Swelling/Tightness Around the Naval Area

This post is a response by a doctor to a question one of our community members asked.

Vinzini Asks:

Over the past couple of months, I noticed a swelling and tightness in the stomach area around my naval. It’s not painful but I know that it’s there. Any cause to be alarmed?

Dr Alejandro’s reply:

Hello Vinzini,

The symptoms you are describing are quite unspecific, but I will try to describe the main causes of these symptoms.
One of the main causes of swelling and tightness is constipation, which happens when our bowel movements are not regular, and the colon becomes full, it can cause a tightness in the lower part of the abdomen.

They can also be caused by Irritable Bowel Syndrome, which can be detected early by the tightness feeling that can be accompanied or not by stomach pain. This chronic disorder is caused by digestive problems related to irregular bowel movements. Diarrhea, bloating, and flatulence are other symptoms that occur with tightness and swelling.
Another cause is ascites, which is the buildup of fluid in the peritoneal cavity due to several different diseases, including liver disease. The tightness of the stomach occurs as the stomach expands. No other symptoms may be present in the beginning of ascites.
Your symptoms can also be explained by muscle injury to the abdominal wall, as the result of trauma or injury. Stomach muscles can become strained or pulled from contact sports, accidents, or even with strenuous exercise. Serious cases may also involve internal injuries such as bruising of an organ.

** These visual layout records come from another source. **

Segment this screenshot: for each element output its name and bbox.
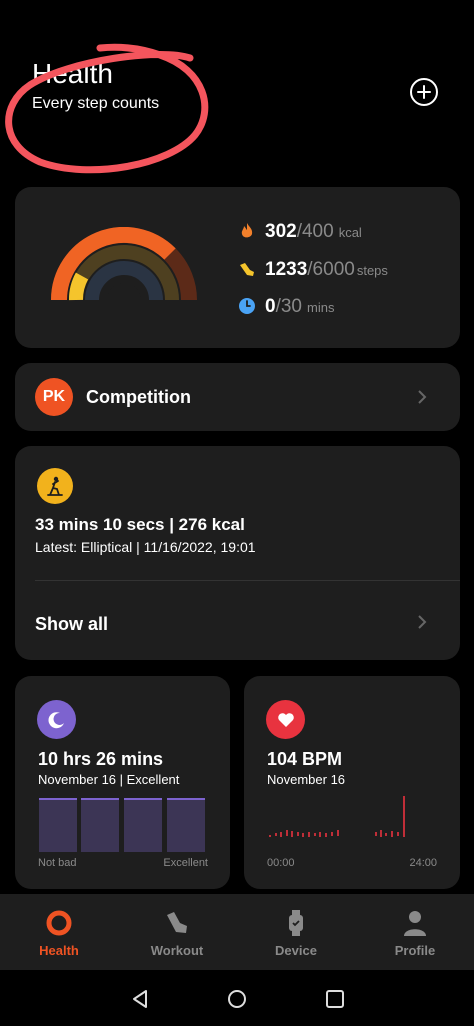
sleep-axis-left: Not bad bbox=[38, 857, 77, 869]
sleep-duration: 10 hrs 26 mins bbox=[38, 749, 164, 769]
tab-workout[interactable]: Workout bbox=[118, 894, 236, 970]
chevron-right-icon bbox=[418, 615, 427, 629]
moon-icon bbox=[37, 700, 76, 739]
divider bbox=[35, 580, 460, 581]
mins-unit: mins bbox=[307, 300, 335, 315]
mins-stat: 0 /30 mins bbox=[238, 294, 334, 318]
tab-label: Device bbox=[275, 943, 317, 958]
heart-axis-right: 24:00 bbox=[409, 857, 437, 869]
activity-summary-card[interactable]: 302 /400 kcal 1233 /6000 steps 0 /30 min… bbox=[15, 187, 460, 348]
page-subtitle: Every step counts bbox=[32, 95, 160, 112]
watch-icon bbox=[289, 910, 303, 936]
add-button[interactable] bbox=[410, 78, 438, 106]
sleep-card[interactable]: 10 hrs 26 mins November 16 | Excellent N… bbox=[15, 676, 230, 889]
tab-label: Profile bbox=[394, 943, 436, 958]
health-ring-icon bbox=[46, 910, 72, 936]
heart-rate-date: November 16 bbox=[267, 772, 346, 787]
tab-label: Health bbox=[39, 943, 79, 958]
header: Health Every step counts bbox=[0, 0, 474, 180]
sleep-bar bbox=[39, 798, 77, 852]
competition-card[interactable]: PK Competition bbox=[15, 363, 460, 431]
workout-summary[interactable]: 33 mins 10 secs | 276 kcal bbox=[35, 515, 245, 535]
bottom-tab-bar: Health Workout Device Profile bbox=[0, 894, 474, 970]
tab-device[interactable]: Device bbox=[237, 894, 355, 970]
pk-badge: PK bbox=[35, 378, 73, 416]
calories-goal: /400 bbox=[296, 221, 334, 242]
heart-rate-value: 104 BPM bbox=[267, 749, 343, 769]
tab-profile[interactable]: Profile bbox=[356, 894, 474, 970]
activity-gauge bbox=[51, 227, 197, 301]
system-nav-bar bbox=[0, 970, 474, 1026]
competition-label: Competition bbox=[86, 387, 191, 407]
calories-unit: kcal bbox=[338, 225, 362, 240]
flame-icon bbox=[241, 223, 253, 238]
sleep-chart bbox=[39, 798, 207, 852]
steps-current: 1233 bbox=[265, 259, 308, 280]
heart-icon bbox=[266, 700, 305, 739]
sleep-axis-right: Excellent bbox=[163, 857, 208, 869]
back-icon[interactable] bbox=[129, 988, 151, 1010]
mins-current: 0 bbox=[265, 296, 276, 317]
sleep-bar bbox=[124, 798, 162, 852]
sleep-bar bbox=[81, 798, 119, 852]
home-icon[interactable] bbox=[226, 988, 248, 1010]
sleep-bar bbox=[167, 798, 205, 852]
person-icon bbox=[404, 911, 426, 936]
clock-icon bbox=[239, 298, 255, 314]
steps-goal: /6000 bbox=[307, 259, 355, 280]
tab-health[interactable]: Health bbox=[0, 894, 118, 970]
workout-latest: Latest: Elliptical | 11/16/2022, 19:01 bbox=[35, 539, 256, 555]
sleep-detail: November 16 | Excellent bbox=[38, 772, 180, 787]
heart-rate-card[interactable]: 104 BPM November 16 00:00 24:00 bbox=[244, 676, 460, 889]
plus-circle-icon bbox=[417, 85, 431, 99]
tab-label: Workout bbox=[150, 943, 204, 958]
steps-stat: 1233 /6000 steps bbox=[238, 257, 388, 281]
steps-unit: steps bbox=[356, 263, 388, 278]
chevron-right-icon bbox=[418, 390, 427, 404]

One of the most concerning causes of your symptoms are abdominal masses/tumors. Swelling and tightness of the stomach, including around the naval area, can sometimes be the only signals of the presence of a mass, which can be in the form of a tumor, an abscess, or a cyst.

However, in order to obtain a proper diagnosis, a full physical examination needs to be carried out. Thereby, I strongly suggest that you see your primary care physician, who will start a full workup and may order an abdominal ultrasound (which is a great tool to assess the naval area).